Performance: under 100ms p99

Identity issuance is on the critical path for every agent instantiation. A slow CA blocks every AgentIdentity.create() call. We set a hard requirement: p99 must be under 100ms, including Lambda cold start.

Go on provided.al2023 starts in approximately 8–12ms (compiled binary, no interpreter). The kms:Sign call in us-east-1 runs at 15–25ms p50, 35–45ms p99. DynamoDB writes for the Trust Registry run at 5–10ms p50. Total issuance: 30–70ms p50, 85–95ms p99. We meet the requirement with margin.

Why Go over Python or Node.js for Lambda?

Python Lambda cold starts range from 200–800ms depending on dependency count. Node.js is similar. Go compiles to a single static binary with no runtime — cold start is 10ms regardless of how many packages you import. For an identity issuance function on the critical path, the choice is easy.

Security properties

  • The CA private key is generated in KMS HSMs and never extracted under any circumstance — not even to us.
  • Every signing operation is recorded in CloudTrail with the caller identity, key ARN, and timestamp.
  • The Lambda execution role has kms:Sign permission for the CA key only — least privilege enforced via IAM.
  • SVIDs are short-lived by design (configurable TTL, default 1h).
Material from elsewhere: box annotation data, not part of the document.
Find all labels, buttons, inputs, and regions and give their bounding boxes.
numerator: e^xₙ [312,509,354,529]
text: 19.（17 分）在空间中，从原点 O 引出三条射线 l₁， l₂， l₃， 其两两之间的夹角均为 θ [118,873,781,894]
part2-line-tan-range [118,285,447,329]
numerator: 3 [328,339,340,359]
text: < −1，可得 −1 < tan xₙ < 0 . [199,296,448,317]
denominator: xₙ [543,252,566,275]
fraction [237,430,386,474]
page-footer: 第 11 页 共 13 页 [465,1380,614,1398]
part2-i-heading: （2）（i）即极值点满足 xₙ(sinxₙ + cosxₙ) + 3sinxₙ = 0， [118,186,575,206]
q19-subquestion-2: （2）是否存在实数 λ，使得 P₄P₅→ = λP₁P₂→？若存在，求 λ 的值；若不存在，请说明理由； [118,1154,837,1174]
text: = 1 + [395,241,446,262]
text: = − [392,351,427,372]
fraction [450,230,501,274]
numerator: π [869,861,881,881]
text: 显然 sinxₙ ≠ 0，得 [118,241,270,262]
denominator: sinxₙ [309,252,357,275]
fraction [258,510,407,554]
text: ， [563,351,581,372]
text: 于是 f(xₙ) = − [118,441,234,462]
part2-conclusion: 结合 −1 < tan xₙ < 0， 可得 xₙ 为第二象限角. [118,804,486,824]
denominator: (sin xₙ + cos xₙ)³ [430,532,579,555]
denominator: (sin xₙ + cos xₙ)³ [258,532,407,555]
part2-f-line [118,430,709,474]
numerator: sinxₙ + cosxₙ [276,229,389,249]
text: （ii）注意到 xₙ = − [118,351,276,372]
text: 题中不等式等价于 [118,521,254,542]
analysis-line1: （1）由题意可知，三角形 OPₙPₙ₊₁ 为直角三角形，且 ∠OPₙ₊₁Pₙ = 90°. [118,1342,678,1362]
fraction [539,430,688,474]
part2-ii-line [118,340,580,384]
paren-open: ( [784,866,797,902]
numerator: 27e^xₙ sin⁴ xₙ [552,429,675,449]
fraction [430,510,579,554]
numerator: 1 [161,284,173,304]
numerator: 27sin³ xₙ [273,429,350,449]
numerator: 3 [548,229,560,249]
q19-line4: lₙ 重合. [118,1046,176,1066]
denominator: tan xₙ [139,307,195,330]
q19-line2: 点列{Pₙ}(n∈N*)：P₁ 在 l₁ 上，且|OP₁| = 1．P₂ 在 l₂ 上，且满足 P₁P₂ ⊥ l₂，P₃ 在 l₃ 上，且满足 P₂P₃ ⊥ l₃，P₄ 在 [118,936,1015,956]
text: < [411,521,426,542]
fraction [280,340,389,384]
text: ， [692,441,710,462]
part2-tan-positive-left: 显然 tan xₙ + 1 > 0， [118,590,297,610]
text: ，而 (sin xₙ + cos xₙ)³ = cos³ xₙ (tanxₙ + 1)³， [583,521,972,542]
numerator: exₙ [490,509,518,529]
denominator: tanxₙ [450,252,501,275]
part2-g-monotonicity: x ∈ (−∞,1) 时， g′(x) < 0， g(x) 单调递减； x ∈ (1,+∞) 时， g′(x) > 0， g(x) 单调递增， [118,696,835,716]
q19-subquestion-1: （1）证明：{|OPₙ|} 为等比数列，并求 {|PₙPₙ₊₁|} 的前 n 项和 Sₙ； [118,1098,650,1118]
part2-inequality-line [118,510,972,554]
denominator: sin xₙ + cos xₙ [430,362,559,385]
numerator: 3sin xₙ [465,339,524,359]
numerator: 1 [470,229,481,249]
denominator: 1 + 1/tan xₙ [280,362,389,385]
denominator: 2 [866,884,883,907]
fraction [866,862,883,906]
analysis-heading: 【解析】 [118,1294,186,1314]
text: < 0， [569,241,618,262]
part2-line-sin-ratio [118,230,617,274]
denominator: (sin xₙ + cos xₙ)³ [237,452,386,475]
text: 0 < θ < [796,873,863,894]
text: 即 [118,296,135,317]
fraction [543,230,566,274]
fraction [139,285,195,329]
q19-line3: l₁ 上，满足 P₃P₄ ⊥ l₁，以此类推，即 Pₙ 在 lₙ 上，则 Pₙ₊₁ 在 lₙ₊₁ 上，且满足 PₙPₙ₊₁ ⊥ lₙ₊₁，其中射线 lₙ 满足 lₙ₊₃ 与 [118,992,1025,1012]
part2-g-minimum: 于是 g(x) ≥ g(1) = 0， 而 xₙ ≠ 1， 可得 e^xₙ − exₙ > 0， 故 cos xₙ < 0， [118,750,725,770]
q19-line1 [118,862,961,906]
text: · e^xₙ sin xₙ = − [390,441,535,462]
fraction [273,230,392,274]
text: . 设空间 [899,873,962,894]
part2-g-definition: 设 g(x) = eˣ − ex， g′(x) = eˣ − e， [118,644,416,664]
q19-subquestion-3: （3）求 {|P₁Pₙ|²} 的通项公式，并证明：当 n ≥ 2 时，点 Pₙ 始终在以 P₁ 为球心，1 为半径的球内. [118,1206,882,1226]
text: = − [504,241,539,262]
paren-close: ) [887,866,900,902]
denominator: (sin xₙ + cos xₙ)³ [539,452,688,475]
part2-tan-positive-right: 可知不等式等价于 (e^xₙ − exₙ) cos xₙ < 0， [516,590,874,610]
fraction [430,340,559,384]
Compromise of a certificate is time-bounded.
  • Certificate serial numbers are random 128-bit values — no enumeration attacks.

SPIFFE format preserved

We chose not to use SPIRE but we preserved the SPIFFE URI format. This is deliberate. SPIFFE is an open CNCF standard with growing adoption across service meshes (Istio, Envoy, Linkerd) and cloud providers (AWS Roles Anywhere, GCP Workload Identity). Issuing SPIFFE-format SVIDs means TrustWarden agents can be verified by any SPIFFE-aware system — not just ours.